Flávio Bolsonaro afirmou nesta sexta-feira que Romeu Zema se precipitou ao criticar a troca de mensagens de voz entre o senador e o empresário Daniel Vorcaro, dono do Banco Master. A fala ocorreu após o Intercept Brasil divulgar, na quarta-feira, informações sobre um repasse de cerca de US$ 24 milhões para financiar um filme sobre Jair Bolsonaro.
O portal informou que Flávio negociou o repasse diretamente com Vorcaro para o projeto cinematográfico. Em resposta, Zema divulgou vídeo nas redes sociais classificando a conversa como imperdoável, gerando reação de aliados e adversários na seara política.

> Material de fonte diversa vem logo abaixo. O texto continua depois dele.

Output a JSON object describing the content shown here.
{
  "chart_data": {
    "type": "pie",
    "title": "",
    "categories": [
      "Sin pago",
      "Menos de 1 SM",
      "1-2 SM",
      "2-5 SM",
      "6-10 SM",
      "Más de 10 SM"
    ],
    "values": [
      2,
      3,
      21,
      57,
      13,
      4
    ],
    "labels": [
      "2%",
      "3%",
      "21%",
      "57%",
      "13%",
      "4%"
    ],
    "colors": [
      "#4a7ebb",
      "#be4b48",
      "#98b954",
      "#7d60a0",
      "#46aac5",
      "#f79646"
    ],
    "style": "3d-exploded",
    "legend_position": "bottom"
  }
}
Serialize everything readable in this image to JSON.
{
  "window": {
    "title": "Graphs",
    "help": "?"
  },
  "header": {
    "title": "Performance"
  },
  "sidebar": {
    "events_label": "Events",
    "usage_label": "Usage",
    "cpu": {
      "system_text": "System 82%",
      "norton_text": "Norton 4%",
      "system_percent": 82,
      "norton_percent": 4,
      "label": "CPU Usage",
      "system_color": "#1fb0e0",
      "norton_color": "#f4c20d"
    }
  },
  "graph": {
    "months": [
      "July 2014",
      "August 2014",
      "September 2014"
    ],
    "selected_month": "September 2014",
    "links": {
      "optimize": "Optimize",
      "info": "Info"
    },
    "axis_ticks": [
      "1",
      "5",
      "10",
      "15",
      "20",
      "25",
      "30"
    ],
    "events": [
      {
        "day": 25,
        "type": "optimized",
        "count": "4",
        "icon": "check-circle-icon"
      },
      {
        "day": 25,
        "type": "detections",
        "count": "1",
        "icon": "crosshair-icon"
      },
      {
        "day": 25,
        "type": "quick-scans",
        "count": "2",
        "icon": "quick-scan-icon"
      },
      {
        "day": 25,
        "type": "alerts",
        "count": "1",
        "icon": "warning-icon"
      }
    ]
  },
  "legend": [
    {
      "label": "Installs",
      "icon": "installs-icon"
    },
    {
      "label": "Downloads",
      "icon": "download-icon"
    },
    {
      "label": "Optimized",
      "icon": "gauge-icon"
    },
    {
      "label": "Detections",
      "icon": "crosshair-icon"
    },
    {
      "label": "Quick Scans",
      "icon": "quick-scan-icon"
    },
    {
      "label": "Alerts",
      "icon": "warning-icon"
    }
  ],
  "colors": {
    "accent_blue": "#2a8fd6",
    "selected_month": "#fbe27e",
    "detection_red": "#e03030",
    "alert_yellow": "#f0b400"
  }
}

Flávio disse aos jornalistas que Zema conhece a legalidade da relação e que foi induzido a erro pela pressa de se posicionar. O senador afirmou que o mineiro é uma pessoa que reflete antes de falar e que os esclarecimentos buscados por ele devem ter ajudado a melhorar o entendimento.
Segundo apuração de veículos, o episódio reverbera entre setores da direita, com críticas a Zema por suposto oportunismo e atraso no timing. A oposição também observa o tema como parte de uma disputa interna entre apoiadores do bolsonarismo.
A leitura interna do entorno de Zema é de que o ex-governador mira afastar-se do desgaste do caso e ampliar a percepção de rigor ético. A avaliação é que ele adota postura mais contundente em relação a temas institucionais, diferentemente de Flávio.
A situação ocorre em meio a tensões entre apoiadores de Flávio Bolsonaro e de Zema, que têm perfis diferentes na montagem de alianças para as eleições. A comparação entre conduta e timing é tema de análise política entre analistas e mandatários locais.